Выбрать главу

Несмотря на этот ужас и символическую замкнутость, раб сохраняет измененные взгляды на время, работу и себя. Это второй парадоксальный элемент плантаторского мира как проявления состояния исключения. Раб, к которому относятся как к не существующему более орудию и инструменту производства, тем не менее способен привнести в спектакль практически любой объект, инструмент, язык или жест, а затем стилизовать его. Разрыв с выкорчеванностью и чистым миром вещей, из которого он раб демонстрирует протеистические возможности человеческой связи через музыку и само тело, которым якобы обладал другой человек.

Если в плантаторской системе отношения между жизнью и смертью, политика жестокости и символика сквернословия размываются, то в колонии и при апартеиде возникает своеобразная формация террора, к которой я сейчас и обращусь. Самая оригинальная черта этой формации террора - соединение биовласти, состояния исключения и осадного положения. Раса снова играет решающую роль в этом соединении. В большинстве случаев расовый отбор, запрет смешанных браков, принудительная стерилизация и истребление побежденных народов нашли свое первое испытание в колониальном мире. Здесь возникают первые синтезы между mas- sacre и бюрократией - этим воплощением западной рациональности. Арендт развивает тезис о связи между национал-социализмом и условным империализмом. По ее мнению, колониальное завоевание раскрыло доселе невиданный потенциал насилия. Вторая мировая война предстает как применение методов, ранее предназначавшихся для "дикарей", к "цивилизованным" народам Европы.

То, что технологии, породившие нацизм, зародились в плантации или колонии, или то, что, согласно тезису Фуко, нацизм и сталинизм лишь усилили ряд уже существовавших механизмов западноевропейских социальных и политических формаций (порабощение тела, санитарные нормы, социал-дарвинизм, евгеника, медико-юридические теории наследственности, вырождения и расы), в конечном итоге не имеет значения. Однако факт остается фактом: в современной философской мысли, в воображении и практике европейской политики колония представляет собой место, где суверенитет, по сути, заключается в осуществлении власти вне закона (ab legibus solutus) и где "мир", скорее всего, примет облик "бесконечной войны".

Действительно, такая точка зрения соответствует определению суверенитета, выработанному Карлом Шмиттом в начале двадцатого века, которое рассматривает его как власть принимать решения о состоянии исключения.
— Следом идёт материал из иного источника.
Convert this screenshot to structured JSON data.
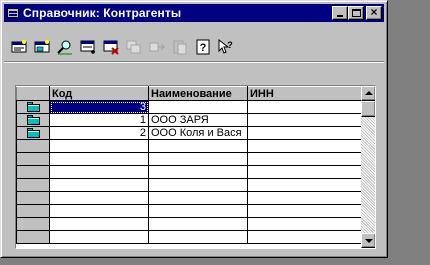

Чтобы оценить эффективность колонии как формирования террора, нам необходимо совершить экскурс в само европейское воображение, связанное с важнейшим вопросом о приручении войны и создании европейского правового порядка (Jus publicum Europaeum). В основе этого порядка лежат два ключевых принципа. Первый постулирует юридическое равенство всех государств, и это равенство было, в частности, применено к праву на ведение войны (лишение жизни). Вести войну означало две вещи. С одной стороны, убийство или заключение мира признавалось одной из важнейших функций любого государства. Эта функция шла рука об руку с признанием того, что ни одно государство не может претендовать на власть за пределами своих границ. И наоборот, государство не могло признать никакой власти над собой в пределах своих границ. С другой стороны, государство, со своей стороны, обязывалось "цивилизовать" способы убийства и приписать рациональные цели самому акту убийства.